As for providing music to try and create a convivial atmosphere, there’s more regulations for publicans to wade through. Only a limited number of live performers can perform, they must remain two metres apart, singers must not be too loud in case it encourages patrons to raise their voices (chance would be a fine thing), they can only perform for a limited amount of time. 

As for that old idea of ‘having a knees up and a sing-a-long’ to celebrate the end of lockdown – forget it. In this new, dreary colourless Boris world, customers must not sing, dance, or indulge in group chanting and talk quietly.

Music ‘can not be the main purpose’ of a visit to a pub. On the plus side, food no longer needs to be served with drinks and there’s no longer a curfew. Doesn’t that sound appealing, the chance of two hours sitting in semi darkness eating crisps and swigging warm white wine, whilst whispering through a face mask and swatting off the midges.

Of course these rules are ridiculous, formulated in Whitehall by civil servants and advisors who have never visited a normal pub and who probably drink in themed cocktail bars in Shoreditch anyway.
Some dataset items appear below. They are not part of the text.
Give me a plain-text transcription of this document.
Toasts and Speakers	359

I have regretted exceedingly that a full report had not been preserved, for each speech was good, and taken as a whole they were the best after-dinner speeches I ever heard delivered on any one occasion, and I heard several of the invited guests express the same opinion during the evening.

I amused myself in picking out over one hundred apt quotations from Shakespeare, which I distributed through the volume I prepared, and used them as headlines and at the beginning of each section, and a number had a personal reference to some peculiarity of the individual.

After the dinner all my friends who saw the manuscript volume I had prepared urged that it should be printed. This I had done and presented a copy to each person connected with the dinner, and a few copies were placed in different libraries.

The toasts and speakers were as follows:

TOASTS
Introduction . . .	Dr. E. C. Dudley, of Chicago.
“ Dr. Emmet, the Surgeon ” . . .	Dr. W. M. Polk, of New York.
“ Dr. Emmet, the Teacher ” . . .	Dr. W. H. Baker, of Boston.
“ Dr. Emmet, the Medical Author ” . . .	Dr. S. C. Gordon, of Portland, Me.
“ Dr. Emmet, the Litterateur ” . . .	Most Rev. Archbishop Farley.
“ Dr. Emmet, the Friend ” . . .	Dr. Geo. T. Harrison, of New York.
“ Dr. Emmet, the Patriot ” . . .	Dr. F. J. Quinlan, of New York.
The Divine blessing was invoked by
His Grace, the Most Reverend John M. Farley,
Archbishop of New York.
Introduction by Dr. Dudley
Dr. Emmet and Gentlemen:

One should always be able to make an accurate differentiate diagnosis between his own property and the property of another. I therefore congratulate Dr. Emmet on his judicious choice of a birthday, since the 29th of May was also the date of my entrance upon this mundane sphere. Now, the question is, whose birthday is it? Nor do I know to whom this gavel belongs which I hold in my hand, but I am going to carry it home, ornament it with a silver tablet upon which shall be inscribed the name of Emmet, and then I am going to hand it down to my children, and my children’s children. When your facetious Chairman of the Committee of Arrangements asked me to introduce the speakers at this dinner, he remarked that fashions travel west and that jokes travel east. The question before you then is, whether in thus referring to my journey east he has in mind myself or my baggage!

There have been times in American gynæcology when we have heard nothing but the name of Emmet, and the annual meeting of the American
According to Tim Martin, boss of Wetherspoons, the UK’s biggest pub chain, the government have ‘lost the plot with control freakery’ – and he’s right.

Independent, owner-operated pubs – like hedgehogs, could soon be extinct at the current rate. Five thousand of these small family run businesses in England and Wales have closed since March 2020, almost 2,000 in the last two months alone. 

Two thirds of British pubs can’t open on April 12th because they have no outdoor space. On May 17th, when indoor service returns, people will still have to be seated and socially distance. Pubs can’t survive at half capacity and by only serving cheap beer. These rules favour the big chains like Wetherspoons and so a special part of British culture will be stamped out by the health and safety brigade.

In the meantime, are we that starved of human contact that we’ll settle for lukewarm food in arctic conditions? 

The government has two choices – make a trip to the pub a decent experience, one that accepts the limitations of our weather – or admit that most pubs (in their present format) are like the British High Street and have had their day.